Local governments in the area also have to meet some of the strictest requirements for controlling stormwater pollution. As a result, localities are implementing some of the most innovative techniques and best management practices in the Bay watershed and the country. These efforts, like green infrastructure and stream restoration, are well underway and will further help the region achieve its Bay water quality goals.
In May, the Metropolitan Washington Council of Governments (COG) Board of Directors passed a resolution in support of Chesapeake Bay Awareness Week. Officials on COG’s Chesapeake Bay and Water Resources Policy Committee (CBPC), are available for interview about the great strides the region has made in improving the water quality in the Potomac and Anacostia Rivers and the Bay.
COG MEMBER EXPERTS AVAILABLE FOR COMMENT
Craig Rice, COG Chesapeake Bay and Water Resources Committee Chairman, Montgomery County Council Member
Craig Rice was elected in 2010 to the Montgomery County Council, after previously serving in the Maryland House of Delegates for four years. As CBPC Chairman, Rice and his committee members address regional water quality challenges in addition to those associated with the Bay.
Read a Chesapeake Bay Journal op-ed by Chairman Rice,
"Metro DC on the Front Lines of Wastewater Treatment Efforts"
Penny Gross, COG Climate, Energy, and Environment Policy Committee Chairman, CBPC Member, Fairfax County Mason District Supervisor
Penny Gross was re-elected to her sixth term on the Fairfax County Board of Supervisors in November 2015. Gross is Vice-Chair of the Board, chairs the Personnel Policy and Environment Committees, has chaired the Local Government Advisory Committee of the Chesapeake Bay Program, and has been a member of the CBPC since it was created in 1998.
Lisa Feldt, CBPC Member, Montgomery County Department of Environmental Protection Director
Lisa Feldt oversees the programming and budget of approximately $470 million and 170 personnel. She leads DEP’s five divisions comprised of solid waste management, watershed management, and environmental policy and compliance, and water and wastewater management. Her responsibilities and legislative initiatives include sustainability, energy, air quality, noise, climate change, waste prevention and recycling, litter, streams/watersheds, stormwater, and more.
George Hawkins, CBPC Member, DC Water General Manager and CEO
George Hawkins serves as the Chief Executive Officer (CEO) and General Manager of the District of Columbia Water and Sewer Authority (DC Water). With an operating and capital budget of nearly $1 billion, DC Water provides drinking water delivery and wastewater collection and treatment for a population of more than 600,000 in the District of Columbia, as well as the millions of people who work in or visit the District. DC Water also treats wastewater for a population of 1.6 million in the Metropolitan region.
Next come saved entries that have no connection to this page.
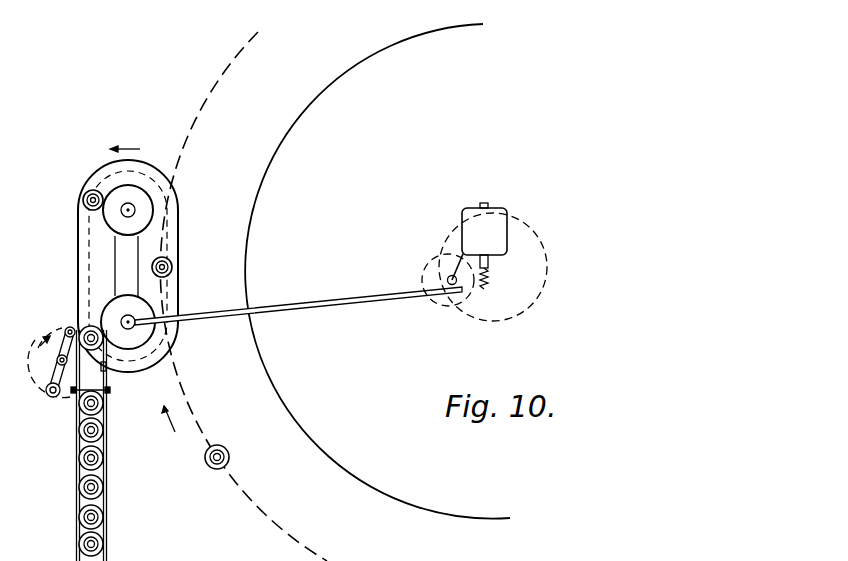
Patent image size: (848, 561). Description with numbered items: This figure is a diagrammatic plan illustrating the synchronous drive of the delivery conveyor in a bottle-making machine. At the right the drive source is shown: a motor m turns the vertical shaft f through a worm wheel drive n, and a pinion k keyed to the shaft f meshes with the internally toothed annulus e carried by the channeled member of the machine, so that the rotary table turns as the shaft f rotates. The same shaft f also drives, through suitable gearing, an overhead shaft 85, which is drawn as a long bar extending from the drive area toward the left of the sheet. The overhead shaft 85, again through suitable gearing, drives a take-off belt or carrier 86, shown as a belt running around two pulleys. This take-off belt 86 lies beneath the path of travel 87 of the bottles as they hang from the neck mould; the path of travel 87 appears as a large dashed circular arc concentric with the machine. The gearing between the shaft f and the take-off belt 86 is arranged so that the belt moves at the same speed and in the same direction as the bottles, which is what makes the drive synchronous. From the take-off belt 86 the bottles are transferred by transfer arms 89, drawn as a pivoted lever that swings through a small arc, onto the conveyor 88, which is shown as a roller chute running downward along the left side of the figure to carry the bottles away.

The overhead shaft 85 is at (338, 298).
The take-off belt 86 is at (167, 237).
The path of travel 87 is at (252, 498).
The conveyor 88 is at (76, 470).
The transfer arms 89 is at (46, 392).
The pinion k is at (450, 252).
The motor m is at (492, 227).
The shaft f is at (447, 280).
The worm wheel drive n is at (480, 288).
The internally toothed annulus e is at (478, 322).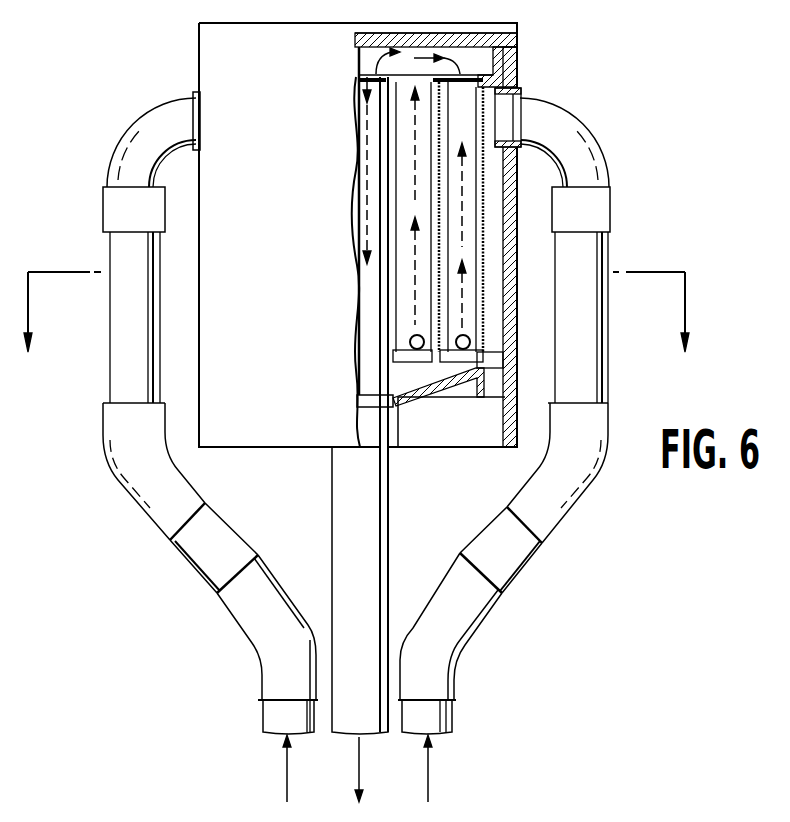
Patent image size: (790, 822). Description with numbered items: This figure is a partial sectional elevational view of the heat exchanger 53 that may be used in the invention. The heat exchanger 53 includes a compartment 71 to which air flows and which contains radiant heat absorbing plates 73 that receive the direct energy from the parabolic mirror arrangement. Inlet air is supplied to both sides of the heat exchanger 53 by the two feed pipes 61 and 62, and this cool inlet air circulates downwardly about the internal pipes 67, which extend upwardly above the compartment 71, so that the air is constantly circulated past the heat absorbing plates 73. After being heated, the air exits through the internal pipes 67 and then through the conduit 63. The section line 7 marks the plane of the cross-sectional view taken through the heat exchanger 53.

The section line 7- 7 is at (358, 325).
The heat exchanger 53 is at (510, 287).
The feed pipe 61 is at (428, 717).
The feed pipe 62 is at (279, 714).
The conduit 63 is at (374, 536).
The internal pipes 67 is at (514, 98).
The compartment 71 is at (496, 375).
The radiant heat absorbing plates 73 is at (449, 399).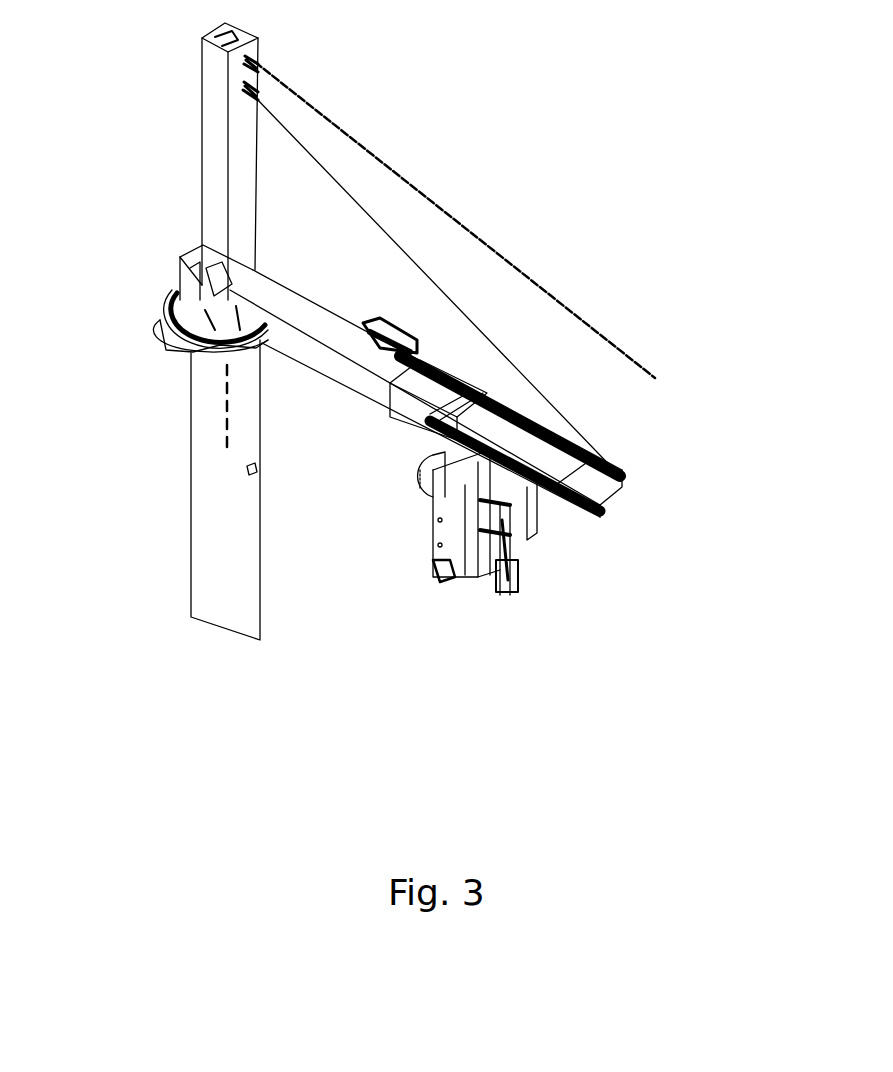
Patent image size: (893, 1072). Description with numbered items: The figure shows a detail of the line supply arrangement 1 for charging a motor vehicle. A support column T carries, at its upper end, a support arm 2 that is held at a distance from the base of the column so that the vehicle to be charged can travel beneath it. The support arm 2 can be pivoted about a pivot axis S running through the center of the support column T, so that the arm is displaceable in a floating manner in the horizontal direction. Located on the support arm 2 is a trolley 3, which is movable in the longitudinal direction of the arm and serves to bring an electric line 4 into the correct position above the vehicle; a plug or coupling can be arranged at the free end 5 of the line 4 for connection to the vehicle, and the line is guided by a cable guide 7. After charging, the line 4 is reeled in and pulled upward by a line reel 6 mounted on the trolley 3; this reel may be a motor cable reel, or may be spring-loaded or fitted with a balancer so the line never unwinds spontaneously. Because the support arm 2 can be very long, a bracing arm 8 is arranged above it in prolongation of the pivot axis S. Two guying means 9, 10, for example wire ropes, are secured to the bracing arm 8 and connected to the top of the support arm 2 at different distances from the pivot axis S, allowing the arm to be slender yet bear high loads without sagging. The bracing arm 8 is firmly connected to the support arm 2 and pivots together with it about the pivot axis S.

The line supply arrangement 1 is at (668, 232).
The support arm 2 is at (607, 492).
The trolley 3 is at (437, 570).
The electric line 4 is at (507, 552).
The connector 5 is at (498, 593).
The line reel 6 is at (425, 462).
The cable guide 7 is at (513, 583).
The bracing arm 8 is at (210, 122).
The guying means 9 is at (493, 247).
The guying means 10 is at (330, 177).
The pivot axis S is at (225, 420).
The support column T is at (195, 553).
Karen Pallansch, CBPC Member, Alexandria Renew Enterprises Chief Executive Officer
Karen Pallansch is responsible for Alexandria Renew Enterprises, one of the most advanced water resource recovery facilities in the United States and regional facility for Alexandria and parts of Fairfax. She has worked at Alexandria Renew Enterprises for more than 20 years.
Carla Reid, CBPC Member, Washington Suburban Sanitary Commission General Manager and Chief Executive Officer
Carla Reid currently serves as General Manager and Chief Executive Officer of the Washington Suburban Sanitary Commission (WSSC). Reid began her 20-year career at WSSC in 1986, ultimately serving as Deputy General Manager from 2005-2006. Prior to re-joining the Commission in January 2016, Reid worked for Montgomery County Executive Isiah Leggett as the Director of the Department of Permitting Service. In 2011, she joined Prince George’s County Executive Rushern L. Baker’s staff as Deputy Chief Administrative Officer for Economic Development and Public Infrastructure.
COG’s Chesapeake Bay and Water Resources Policy Committee (CBPC) was originally established to give local governments in the metropolitan Washington region a stronger voice and input in the EPA/Chesapeake Bay Program’s technical work and policy development. The committee’s charge has hence been expanded to broadly address the many interconnected water resource issues facing the region.